Nun, wenn wir das Hochfest der unbefleckt Empfangenen feiern, ist es zwingend, daran zu erinnern, dass das gerade das Adjektiv ist, das Teil des amtlichen Namens unserer Kongregation ist und das auf das Herz Mariens angewendet wird: „Wir heißen Söhne des unbefleckten Herzens der seligen Jungfrau Maria oder Claretiner-Missionare“, sagen die Konstitutionen.
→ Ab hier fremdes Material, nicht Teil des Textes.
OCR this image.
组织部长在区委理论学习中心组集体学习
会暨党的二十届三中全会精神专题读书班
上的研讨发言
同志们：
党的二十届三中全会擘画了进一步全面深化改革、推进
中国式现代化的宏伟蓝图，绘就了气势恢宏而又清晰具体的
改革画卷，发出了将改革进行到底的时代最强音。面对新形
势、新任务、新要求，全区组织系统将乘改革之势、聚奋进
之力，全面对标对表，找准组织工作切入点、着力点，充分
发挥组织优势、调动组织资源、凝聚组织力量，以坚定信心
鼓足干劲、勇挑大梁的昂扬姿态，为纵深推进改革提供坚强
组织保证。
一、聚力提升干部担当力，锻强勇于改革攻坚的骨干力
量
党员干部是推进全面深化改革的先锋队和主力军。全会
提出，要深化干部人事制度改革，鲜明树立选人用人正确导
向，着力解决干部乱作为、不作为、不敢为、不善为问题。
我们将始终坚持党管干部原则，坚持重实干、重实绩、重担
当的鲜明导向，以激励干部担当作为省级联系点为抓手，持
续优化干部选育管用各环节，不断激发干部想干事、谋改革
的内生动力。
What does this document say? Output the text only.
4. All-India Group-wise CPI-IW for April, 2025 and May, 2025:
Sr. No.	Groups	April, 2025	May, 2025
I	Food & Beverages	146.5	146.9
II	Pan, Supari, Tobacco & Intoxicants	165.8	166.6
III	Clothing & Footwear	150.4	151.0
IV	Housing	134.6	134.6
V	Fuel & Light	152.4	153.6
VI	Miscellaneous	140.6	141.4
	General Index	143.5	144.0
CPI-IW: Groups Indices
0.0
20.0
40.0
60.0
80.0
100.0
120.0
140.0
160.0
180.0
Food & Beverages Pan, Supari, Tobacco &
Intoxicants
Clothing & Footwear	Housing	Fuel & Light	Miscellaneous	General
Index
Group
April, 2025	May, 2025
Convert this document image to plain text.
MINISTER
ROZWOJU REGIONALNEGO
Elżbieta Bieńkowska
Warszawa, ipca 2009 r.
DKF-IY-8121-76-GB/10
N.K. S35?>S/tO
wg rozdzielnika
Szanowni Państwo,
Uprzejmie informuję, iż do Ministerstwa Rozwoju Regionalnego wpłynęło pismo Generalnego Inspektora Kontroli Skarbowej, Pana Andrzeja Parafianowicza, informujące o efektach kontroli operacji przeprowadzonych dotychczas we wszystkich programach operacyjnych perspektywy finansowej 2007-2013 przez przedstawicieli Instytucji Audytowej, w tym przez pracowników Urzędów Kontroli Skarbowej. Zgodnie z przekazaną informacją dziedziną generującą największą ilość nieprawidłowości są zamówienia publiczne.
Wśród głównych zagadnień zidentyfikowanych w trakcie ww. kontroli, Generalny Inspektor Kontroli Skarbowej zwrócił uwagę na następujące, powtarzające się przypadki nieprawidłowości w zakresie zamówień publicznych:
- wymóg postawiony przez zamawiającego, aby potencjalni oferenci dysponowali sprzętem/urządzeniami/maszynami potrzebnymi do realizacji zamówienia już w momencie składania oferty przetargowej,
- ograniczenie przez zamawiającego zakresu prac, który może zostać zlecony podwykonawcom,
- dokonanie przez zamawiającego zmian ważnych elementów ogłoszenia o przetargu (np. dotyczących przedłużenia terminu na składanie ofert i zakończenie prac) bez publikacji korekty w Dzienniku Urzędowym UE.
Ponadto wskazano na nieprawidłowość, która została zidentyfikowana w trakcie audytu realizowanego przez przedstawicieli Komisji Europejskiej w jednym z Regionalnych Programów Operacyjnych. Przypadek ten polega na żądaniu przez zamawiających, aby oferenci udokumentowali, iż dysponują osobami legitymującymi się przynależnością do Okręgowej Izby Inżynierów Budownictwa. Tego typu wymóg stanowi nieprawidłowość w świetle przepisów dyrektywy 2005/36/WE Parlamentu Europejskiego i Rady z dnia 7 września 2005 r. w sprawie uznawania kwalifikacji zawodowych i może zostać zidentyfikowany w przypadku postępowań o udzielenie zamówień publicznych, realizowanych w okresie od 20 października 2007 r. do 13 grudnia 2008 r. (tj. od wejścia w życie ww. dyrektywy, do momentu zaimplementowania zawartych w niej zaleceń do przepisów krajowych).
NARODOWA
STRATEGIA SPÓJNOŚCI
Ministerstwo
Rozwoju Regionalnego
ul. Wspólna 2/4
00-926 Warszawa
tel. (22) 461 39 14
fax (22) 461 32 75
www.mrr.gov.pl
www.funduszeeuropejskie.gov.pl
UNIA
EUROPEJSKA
Der Begriff „unbefleckt“ wird im Text der Konstitutionen noch sechsmal verwendet, immer angewandt auf das Herz Mariens. Er kommt also insgesamt siebenmal vor.
Doch nicht die Anzahl der Stellen, an denen das Wort unbefleckt in den Konstitutionen vorkommt, auch nicht die Tatsache, dass es in einem Kontext der amtlichen Bezeichnung unserer Ordensgemeinschaft oder als Bezeichnung unseres Claretinerseins vorkommt, verleiht diesem Adjektiv seine Wichtigkeit, sondern der Inhalt, den es in sich trägt. Es ist wichtig, dass es nicht unbemerkt bleibt und dass man seine Bedeutung im Sinne des Charismas gut erfasst.
Wenn wir über Gebühr unterstreichen würden, was der Begriff unbefleckt unmittelbar nahelegt und was allgemein erfasst wird, würden wir an der Oberfläche dessen bleiben, was wir als Claretiner verstehen und in unserem täglichen Engagement zum Ausdruck zu bringen versuchen müssen. In der Tat pflegt man als erstes herauszustellen, dass Maria – und wer würde daran zweifeln? – ganz rein, ganz heilig, ganz schön und ohne Makel usw. ist. Doch wir dürfen uns nicht von dem ästhetischen Widerhall faszinieren lassen, den diese Ausdrücke auslösen. Notwendig ist, dass wir erfassen, was die unbefleckte Gottesmutter Maria für unseren Gründer und für uns selbst darstellt.
Für den heiligen Antonius Maria Claret hat das Geheimnis der unbefleckten Empfängnis eine zweifache Dimension: persönlich und gesellschaftliche. Er begreift es gewiss als die Fülle der Gnade und die Bewahrung vor jeder Sünde, doch er erahnt in diesem Geheimnis auch eine besondere apostolische Dimension: Er betrachtet den Plan Gottes, der die Schlange und ihre Nachkommenschaft besiegt durch die Frau und deren Nachkommenschaft. Für Claret, der die Vision der Geheimen Offenbarung und die Prophezeiung des Buches Genesis als Hintergrundbild seines apostolischen Horizonts hat, ist die Frau Maria und ihre Nachkommenschaft, mit allen ihren Söhnen und Töchtern, besonders den Missionaren.
Von diesem Schlüssel her verstand unser Gründer das Dogma von der unbefleckten Empfängnis, und das spiegelt sich auch in seinem Hirtenbrief zur unbefleckten Empfängnis. Claret betrachtet das Geheimnis der unbefleckt Empfangenen im apostolischen Sinn als Kampf. Nicht so sehr ein Geheimnis der Schönheit ist die unbefleckt Empfangene für ihn, sondern die Siegerin über den Satan, den sie in seiner Nachkommenschaft weiterhin bekämpfen und besiegen muss. Und das ist auch der Sinn, den die Gegenwart Marias in unserer Kongregation und in unserem Wirken als Verkünder des Evangeliums hat. Für die Claretiner, die Erben des Geistes des heiligen Antonius Maria Claret, ist die unbefleckte Gottesmutter Maria vor allem die Siegreiche, die neue Eva, die mit der Schlange verfeindet ist, die große Verbündete im Kampf gegen das Böse in all seinen Formen.
Das ist vom Charisma her der Sinn – die rein apostolische Ausrichtung –, den das Geheimnis der unbefleckt Empfangenen für uns umschließt. Die unbefleckte Gottesmutter Maria (bzw. das unbefleckte Herz Mariens) ist immer ein Ansporn in unserer Berufung.